The possibility of legalized casino gaming in Arkansas is remote.

Similar measures in the state have been defeated in recent years, and analysts predict that Amendment 5 will also be rejected solidly by voters. However, the issue is

on the Nov. 7th ballot in Arkansas and just about anything is possible in politics.

Whether or not gambling is approved by Arkansans, it is worth examining the impact – even hypothetical – such a move would have on Mississippi gaming

operations.

Glen Hooks, the campaign manager for Amendment 5, told the Arkansas Democrat-Gazette recently that Arkansans spent $300 million gambling in Mississippi in

1999.

“…Are we going to continue subsidizing Mississippi, or are we going to keep some of that money in our state,” he told the newspaper.

The real issue for Mississippi is not about gaming in Arkansas or how much money folks from across the river spend in casinos here. The real issue is how stable is

gaming? Is it real economic development – for the long haul?
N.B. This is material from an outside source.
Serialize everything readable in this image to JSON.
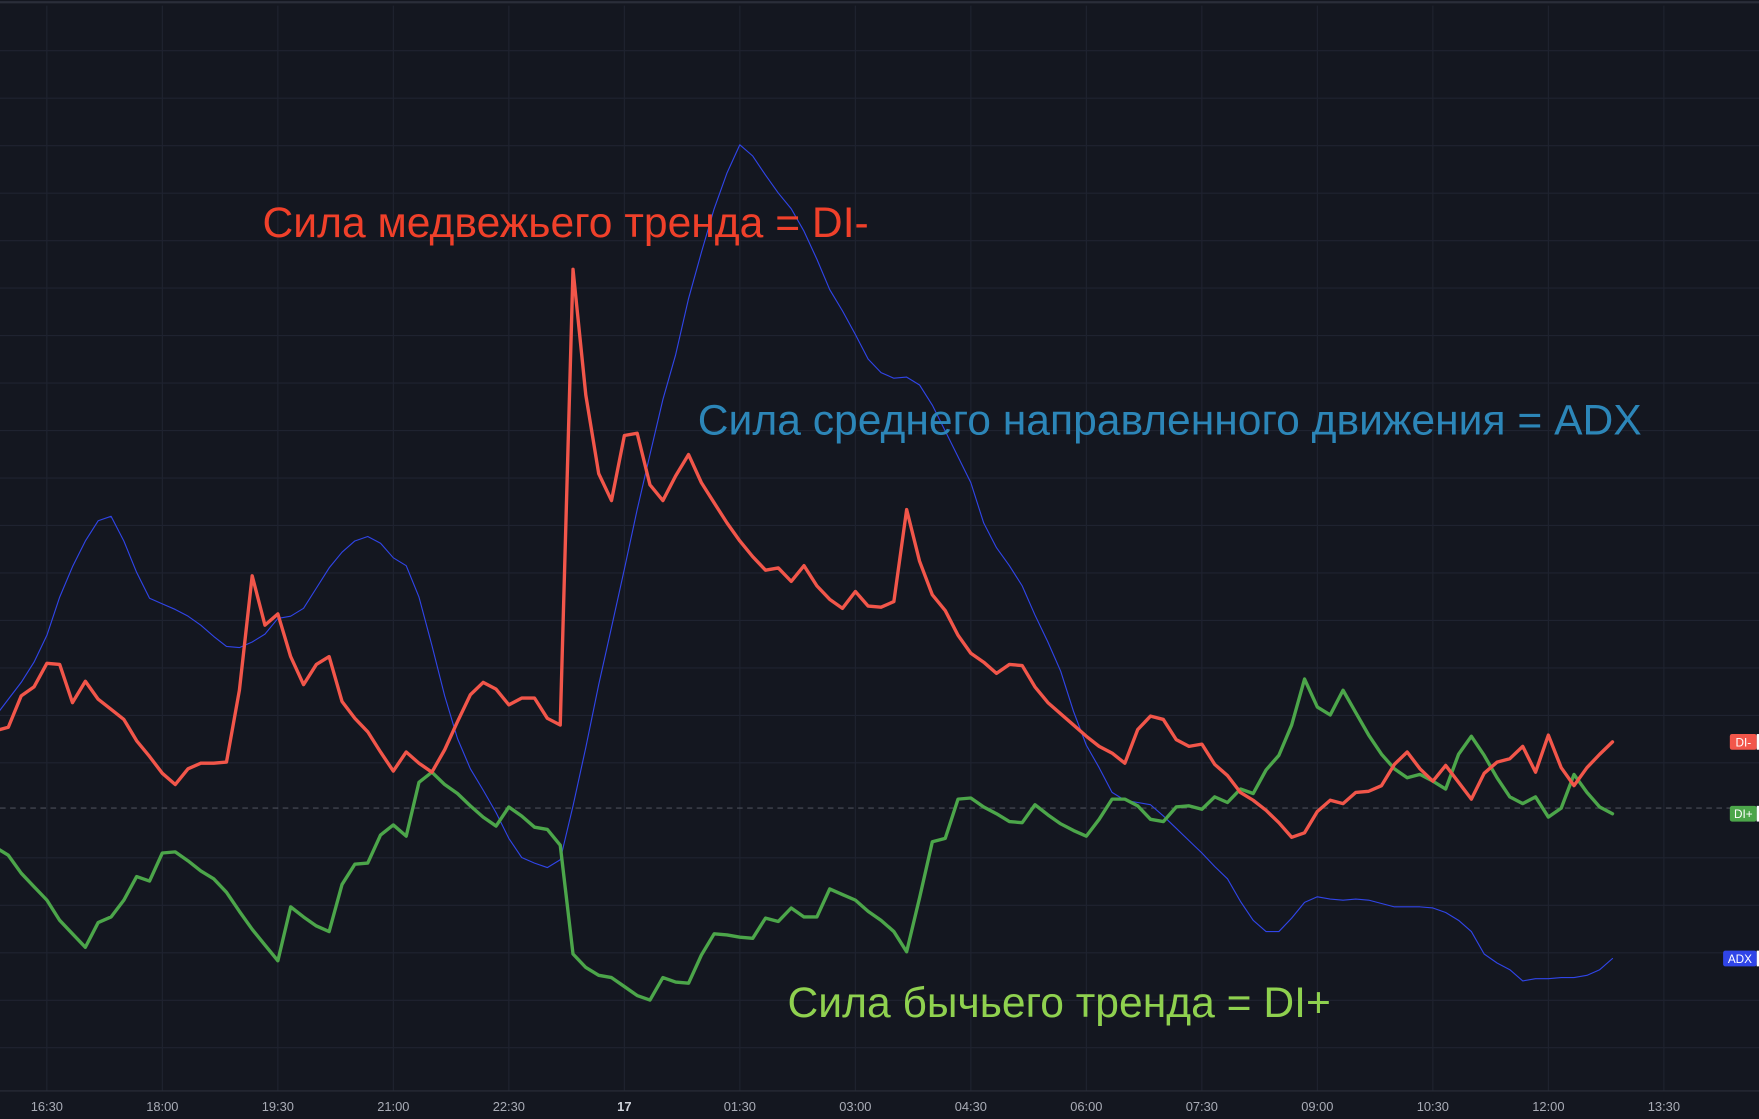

Is it a good business for Mississippians?

There is no denying that legalized gaming has forever changed the economic landscape in the Magnolia State. Thousands benefit from new jobs related to the casinos.

Thousands enjoy the entertainment, food and fun. But only time will tell if our investment, many would say gamble, in gaming is worth it.

We hope our neighbors in Arkansas carefully consider the good and bad gaming might bring their state before casting their ballots this November.